Elezioni regionali. Leoluca Orlando ha voglia di vincere mentre altri voglia di testimoniare.

Elezioni regionali. Leoluca Orlando ha voglia di vincere mentre altri voglia di testimoniare.

Le consultazioni per il rinnovo dell’Assemblea Regionale sono sempre più vicine e nonostante ciò alcune forze politiche continuano ad affrontarle con profondo spirito di leggerezza e superficialità.

Nel centrodestra permangono divisioni e lacerazioni che fanno presagire un bis rispetto alle consultazioni precedenti. Quando sembrava che tutti convergessero sulla candidatura a Governatore di Nello Musumeci da Arcore arriva il messaggio: “non se ne fa niente”. D’altronde c’è da dire che l’ex Cavaliere non può digerire un rospo confezionatogli da Salvini e dalla Meloni perché ciò significherebbe per lui la perdita della leadership nazionale del centro destra.

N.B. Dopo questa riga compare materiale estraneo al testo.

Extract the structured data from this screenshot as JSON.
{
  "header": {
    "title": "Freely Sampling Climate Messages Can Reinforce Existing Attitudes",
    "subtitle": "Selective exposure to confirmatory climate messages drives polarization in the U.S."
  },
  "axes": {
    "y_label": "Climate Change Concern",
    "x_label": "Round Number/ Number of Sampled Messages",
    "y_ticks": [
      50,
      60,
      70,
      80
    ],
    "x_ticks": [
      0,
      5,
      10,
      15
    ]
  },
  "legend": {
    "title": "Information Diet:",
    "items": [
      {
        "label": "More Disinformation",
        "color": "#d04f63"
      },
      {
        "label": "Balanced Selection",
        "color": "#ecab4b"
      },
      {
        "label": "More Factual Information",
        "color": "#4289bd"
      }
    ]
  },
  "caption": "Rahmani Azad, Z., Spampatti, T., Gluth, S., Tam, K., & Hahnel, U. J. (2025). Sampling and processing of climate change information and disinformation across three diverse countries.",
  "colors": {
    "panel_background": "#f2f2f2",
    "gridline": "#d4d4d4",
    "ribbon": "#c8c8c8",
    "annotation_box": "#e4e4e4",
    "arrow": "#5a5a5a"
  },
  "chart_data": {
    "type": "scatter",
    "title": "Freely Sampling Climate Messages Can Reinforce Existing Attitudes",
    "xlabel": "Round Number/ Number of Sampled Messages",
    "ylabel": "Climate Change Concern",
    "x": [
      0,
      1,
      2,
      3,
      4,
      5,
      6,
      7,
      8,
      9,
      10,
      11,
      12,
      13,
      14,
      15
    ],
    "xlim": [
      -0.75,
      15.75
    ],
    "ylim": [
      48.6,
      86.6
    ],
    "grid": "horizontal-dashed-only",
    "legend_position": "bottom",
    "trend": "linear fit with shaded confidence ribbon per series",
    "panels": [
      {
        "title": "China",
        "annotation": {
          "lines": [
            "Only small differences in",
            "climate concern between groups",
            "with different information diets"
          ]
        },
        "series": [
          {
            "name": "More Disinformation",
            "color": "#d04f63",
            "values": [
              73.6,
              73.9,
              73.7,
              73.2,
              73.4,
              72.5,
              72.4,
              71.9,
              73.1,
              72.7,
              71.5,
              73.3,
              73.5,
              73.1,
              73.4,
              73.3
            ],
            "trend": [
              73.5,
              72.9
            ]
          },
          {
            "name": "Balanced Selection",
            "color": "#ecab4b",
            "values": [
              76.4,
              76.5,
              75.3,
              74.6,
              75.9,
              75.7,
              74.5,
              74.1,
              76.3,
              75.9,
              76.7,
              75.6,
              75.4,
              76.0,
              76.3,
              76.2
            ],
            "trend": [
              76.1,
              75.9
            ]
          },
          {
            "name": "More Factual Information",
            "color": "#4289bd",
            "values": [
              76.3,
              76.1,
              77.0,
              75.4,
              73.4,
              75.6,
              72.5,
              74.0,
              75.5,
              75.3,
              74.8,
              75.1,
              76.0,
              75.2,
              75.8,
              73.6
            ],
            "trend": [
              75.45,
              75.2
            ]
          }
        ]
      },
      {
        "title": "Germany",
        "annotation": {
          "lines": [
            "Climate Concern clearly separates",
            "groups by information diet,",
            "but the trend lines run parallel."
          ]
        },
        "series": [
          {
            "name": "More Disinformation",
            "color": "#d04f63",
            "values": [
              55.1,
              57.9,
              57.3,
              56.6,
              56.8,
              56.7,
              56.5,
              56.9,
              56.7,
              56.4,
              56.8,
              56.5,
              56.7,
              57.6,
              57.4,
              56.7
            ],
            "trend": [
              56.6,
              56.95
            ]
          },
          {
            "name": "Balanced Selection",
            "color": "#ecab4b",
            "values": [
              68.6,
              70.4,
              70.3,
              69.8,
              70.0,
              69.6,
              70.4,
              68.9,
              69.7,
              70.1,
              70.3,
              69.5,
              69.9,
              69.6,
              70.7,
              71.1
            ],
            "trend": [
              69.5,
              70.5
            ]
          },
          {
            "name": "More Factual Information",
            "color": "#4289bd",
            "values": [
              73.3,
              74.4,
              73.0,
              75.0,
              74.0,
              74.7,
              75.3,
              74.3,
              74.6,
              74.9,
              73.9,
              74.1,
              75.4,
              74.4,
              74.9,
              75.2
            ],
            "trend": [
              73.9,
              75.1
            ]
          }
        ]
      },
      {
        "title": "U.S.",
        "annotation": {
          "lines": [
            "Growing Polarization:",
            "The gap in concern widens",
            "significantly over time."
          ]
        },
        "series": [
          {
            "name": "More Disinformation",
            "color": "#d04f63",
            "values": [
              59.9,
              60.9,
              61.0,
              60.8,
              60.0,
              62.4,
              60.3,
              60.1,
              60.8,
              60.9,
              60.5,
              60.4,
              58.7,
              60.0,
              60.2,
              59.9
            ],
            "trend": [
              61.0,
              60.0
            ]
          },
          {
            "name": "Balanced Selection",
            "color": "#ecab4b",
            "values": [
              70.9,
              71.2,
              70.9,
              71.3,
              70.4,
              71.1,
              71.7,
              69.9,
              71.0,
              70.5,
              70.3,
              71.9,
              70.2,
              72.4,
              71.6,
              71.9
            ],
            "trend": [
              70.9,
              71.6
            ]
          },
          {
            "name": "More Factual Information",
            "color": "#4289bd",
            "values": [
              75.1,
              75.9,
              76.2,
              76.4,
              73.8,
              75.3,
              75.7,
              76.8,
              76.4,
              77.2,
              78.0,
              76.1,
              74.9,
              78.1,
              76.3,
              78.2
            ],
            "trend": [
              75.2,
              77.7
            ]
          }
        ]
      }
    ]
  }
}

Meloni e Salvini con i loro comportamenti non hanno certamente fatto un buon regalo al candidato Musumeci.

Sull’altro versante dopo mesi di attese e dopo mesi di non decisionismo da parte del Partito Democratico siciliano che non ha affrontato nella sede propria il tema elezioni arriva l’iniziativa concreta da parte di una Persona che ha avuto l’abilità di far conseguire il successo elettorale all’area civica e di centrosinistra.

Leoluca Orlando, forte della riconferma a Palazzo delle Aquile, mette la propria faccia per costruire un progetto per il prossimo Governo della Regione e ricerca la massima convergenza su una faccia nuova per la politica e dopo aver consultato l’area della sinistra, propone a Matteo Renzi il nominativo di Fabrizio Micari.

Il Segretario del PD risponde con un si, auspicando la massima convergenza sulla candidatura civica.

Ma…..dopo la ventilata adesione al progetto Micari da parte degli alfaniani arrivano i mal di pancia in alcuni settori della sinistra che dicono: “con Alfano no, altrimenti andiamo da soli”.

A questo punto il Sindaco di Palermo ricorda agli amici e compagni della sinistra che non vuole ripetere le tragiche esperienze elettorali precedenti sia a livello regionale che nazionale (Rivoluzione Civile, Ingroia) e li invita ad una riflessione sul fatto che il nominativo di Micari l’ha lanciato lui e non Renzi o Alfano.

Cosa succederà? Ci sarà una seria riflessione o alcune forze si presenteranno alle elezioni non per vincere ma testimoniare.

Nel frattempo Giancarlo Cancelleri e i cinque stelle continuano a gongolare intravedendo il successo e ciò…….nonostante Roma.